El detalle de este horror lo confía a una banda sonora genial de muy difícil construcción en la que no hay una sola nota de música y apenas diálogos -¿qué puede decirse allí?-, sino sólo órdenes ladradas, golpes, gritos desesperados, llantos de niños, estruendo de las puertas metálicas de las cámaras de gas cerrándose, golpes de las víctimas sobre ellas, alaridos de terror, blando golpear de desnudos cuerpos muertos cayendo sobre miles de otros cuerpos muertos; y, de principio a fin, el respirar incesante, industrial, de los crematorios. Como los judíos húngaros fueron exterminados casi al final de la guerra -se gaseó a 400.000 en tres meses- la fábrica de la muerte trabaja día y noche a un ritmo enloquecido que Nemes capta y transmite con una maestría que sobrecoge y deja exhausto, además de emocionalmente arrasado, a un espectador que, por primera vez en la historia del cine, puede sentir (no ver: sentir) algo remotamente parecido a lo que era aquel infierno sobre la tierra. Alemania sabía que había perdido la guerra y aceleraba las matanzas para culminar su misión histórica: asesinar a todos los judíos para erradicar, como dijo Hitler, la podredumbre de la compasión judía que alteraba la evolución de la especie humana, restableciendo la selección natural de los más fuertes. Anarquismo y nihilismo racial-zoológico se ha llamado a este proyecto que, desgraciadamente, no fue resultado de la locura sino de la racionalidad y la eficacia.

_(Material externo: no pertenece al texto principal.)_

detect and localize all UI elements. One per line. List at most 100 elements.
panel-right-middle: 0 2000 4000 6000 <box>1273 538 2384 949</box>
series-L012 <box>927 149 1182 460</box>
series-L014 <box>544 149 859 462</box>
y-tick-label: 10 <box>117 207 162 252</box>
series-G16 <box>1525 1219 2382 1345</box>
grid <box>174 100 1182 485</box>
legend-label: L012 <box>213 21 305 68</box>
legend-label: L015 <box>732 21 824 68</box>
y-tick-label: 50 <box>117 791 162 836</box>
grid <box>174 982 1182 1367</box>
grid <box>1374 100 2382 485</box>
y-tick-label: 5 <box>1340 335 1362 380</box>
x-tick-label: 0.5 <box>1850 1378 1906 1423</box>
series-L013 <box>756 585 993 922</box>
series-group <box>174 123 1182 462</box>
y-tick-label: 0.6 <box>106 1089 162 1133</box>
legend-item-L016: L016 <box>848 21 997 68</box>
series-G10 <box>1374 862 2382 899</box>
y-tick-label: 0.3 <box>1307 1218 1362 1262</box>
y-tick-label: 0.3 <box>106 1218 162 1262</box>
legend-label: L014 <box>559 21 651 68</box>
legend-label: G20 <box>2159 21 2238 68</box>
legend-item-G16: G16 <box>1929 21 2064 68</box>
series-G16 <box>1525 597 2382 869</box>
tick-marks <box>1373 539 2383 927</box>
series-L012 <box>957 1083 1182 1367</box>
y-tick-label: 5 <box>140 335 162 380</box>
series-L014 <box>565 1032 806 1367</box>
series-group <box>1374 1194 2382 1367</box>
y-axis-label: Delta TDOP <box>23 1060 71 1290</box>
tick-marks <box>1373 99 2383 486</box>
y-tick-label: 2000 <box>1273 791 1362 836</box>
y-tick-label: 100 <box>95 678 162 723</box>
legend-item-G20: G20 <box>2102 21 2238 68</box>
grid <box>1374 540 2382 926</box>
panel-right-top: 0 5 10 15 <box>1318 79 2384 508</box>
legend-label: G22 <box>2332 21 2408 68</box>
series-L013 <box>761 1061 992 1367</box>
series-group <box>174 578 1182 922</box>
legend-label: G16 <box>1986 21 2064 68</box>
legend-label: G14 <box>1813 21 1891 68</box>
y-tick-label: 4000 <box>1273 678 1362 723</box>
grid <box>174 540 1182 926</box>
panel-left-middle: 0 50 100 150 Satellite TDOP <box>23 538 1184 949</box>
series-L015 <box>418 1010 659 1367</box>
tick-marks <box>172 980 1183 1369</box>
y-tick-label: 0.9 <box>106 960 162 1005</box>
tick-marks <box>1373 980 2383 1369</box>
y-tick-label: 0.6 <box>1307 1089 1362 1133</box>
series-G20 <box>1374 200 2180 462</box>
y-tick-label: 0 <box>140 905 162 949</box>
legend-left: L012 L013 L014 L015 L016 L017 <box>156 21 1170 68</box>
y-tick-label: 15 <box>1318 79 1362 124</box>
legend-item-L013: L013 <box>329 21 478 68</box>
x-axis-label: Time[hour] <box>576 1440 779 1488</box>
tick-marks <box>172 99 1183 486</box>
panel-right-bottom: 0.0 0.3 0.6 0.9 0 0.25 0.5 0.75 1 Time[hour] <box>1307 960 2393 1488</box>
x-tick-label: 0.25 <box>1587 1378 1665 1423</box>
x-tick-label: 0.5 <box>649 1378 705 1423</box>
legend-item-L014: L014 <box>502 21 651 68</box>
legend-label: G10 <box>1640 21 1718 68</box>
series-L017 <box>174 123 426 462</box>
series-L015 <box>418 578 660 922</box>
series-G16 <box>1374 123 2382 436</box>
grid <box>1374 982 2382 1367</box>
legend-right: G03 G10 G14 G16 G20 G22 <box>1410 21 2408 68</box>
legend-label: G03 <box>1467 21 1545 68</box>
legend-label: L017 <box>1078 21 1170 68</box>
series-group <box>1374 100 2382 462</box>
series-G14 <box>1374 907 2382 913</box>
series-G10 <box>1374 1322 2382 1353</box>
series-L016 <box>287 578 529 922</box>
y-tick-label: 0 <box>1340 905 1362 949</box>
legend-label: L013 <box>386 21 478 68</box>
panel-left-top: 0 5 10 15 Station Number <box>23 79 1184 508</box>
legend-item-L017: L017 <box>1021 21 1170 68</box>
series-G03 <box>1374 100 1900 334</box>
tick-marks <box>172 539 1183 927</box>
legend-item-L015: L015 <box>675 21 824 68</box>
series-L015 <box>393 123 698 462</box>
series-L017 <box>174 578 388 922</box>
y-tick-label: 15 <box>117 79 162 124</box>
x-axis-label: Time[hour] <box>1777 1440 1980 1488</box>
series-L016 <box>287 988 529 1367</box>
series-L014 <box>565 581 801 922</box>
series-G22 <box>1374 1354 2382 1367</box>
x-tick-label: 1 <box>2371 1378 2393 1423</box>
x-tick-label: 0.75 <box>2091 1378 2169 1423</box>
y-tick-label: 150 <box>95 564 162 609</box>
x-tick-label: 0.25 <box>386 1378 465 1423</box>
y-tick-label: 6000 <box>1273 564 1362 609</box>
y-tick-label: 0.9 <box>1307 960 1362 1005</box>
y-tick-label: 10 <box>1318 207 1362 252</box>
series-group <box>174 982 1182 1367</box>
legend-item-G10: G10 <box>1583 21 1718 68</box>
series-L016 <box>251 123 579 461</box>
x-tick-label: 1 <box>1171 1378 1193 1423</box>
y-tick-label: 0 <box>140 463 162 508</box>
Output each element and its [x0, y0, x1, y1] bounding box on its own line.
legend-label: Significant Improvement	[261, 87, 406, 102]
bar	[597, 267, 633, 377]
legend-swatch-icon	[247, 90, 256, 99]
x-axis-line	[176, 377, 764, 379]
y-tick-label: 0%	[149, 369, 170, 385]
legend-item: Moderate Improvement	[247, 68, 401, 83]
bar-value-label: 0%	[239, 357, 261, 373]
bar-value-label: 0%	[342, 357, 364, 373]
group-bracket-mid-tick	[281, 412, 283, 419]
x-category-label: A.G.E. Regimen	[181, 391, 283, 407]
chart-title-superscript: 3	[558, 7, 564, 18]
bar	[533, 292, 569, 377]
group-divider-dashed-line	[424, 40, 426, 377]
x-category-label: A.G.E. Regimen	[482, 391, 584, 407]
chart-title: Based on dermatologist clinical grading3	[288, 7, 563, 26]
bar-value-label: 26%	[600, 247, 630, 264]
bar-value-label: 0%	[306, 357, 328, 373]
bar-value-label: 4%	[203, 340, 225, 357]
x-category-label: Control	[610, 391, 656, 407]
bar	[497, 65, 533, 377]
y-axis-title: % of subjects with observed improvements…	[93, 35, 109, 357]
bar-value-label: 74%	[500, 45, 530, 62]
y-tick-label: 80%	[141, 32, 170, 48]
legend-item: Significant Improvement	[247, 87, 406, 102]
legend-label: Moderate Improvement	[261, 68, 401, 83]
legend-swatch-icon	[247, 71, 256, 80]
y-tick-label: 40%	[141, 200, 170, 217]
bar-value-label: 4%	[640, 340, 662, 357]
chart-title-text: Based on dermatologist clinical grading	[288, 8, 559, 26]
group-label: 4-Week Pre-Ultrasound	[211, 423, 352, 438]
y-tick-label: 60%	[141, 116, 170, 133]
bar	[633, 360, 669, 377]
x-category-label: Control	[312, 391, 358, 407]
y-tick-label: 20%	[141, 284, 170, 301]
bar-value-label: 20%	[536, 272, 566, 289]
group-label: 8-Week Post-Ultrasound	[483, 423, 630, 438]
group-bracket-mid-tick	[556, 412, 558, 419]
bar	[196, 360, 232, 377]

La película está basada en el libro Voces bajo la ceniza, formado por los testimonios escritos que algunos Sonderkommandos húngaros introdujeron en botellas que enterraron junto a los crematorios para dejar testimonio del horror. Ninguno sobrevivió. Las botellas fueron encontradas tras la liberación, algunas muchos años más tarde, y sus testimonios reunidos en este libro. A partir de ellos Nemes hace una audaz fusión entre la Tragedia -así, con mayúscula: desde su mismísimo origen griego en Príamo y Antígona- y el Holocausto, imprimiéndole el sello de la compasión judía. Porque en este lugar donde lo humano se ha eclipsado un sonderkommando recupera algo de la humanidad que han matado en él antes de asesinarlo (el suicidio entre los Sonderkommandos era frecuente y ninguno vivía más de seis meses) al sacar de la cámara de gas el cuerpo de un niño al que se empeña en librar del crematorio dándole un entierro digno, en el que un rabino rece el kadish (plegaria en memoria de los muertos). De esto trata El hijo de Saúl, una obra maestra que ha encontrado un modo de filmar lo no filmable.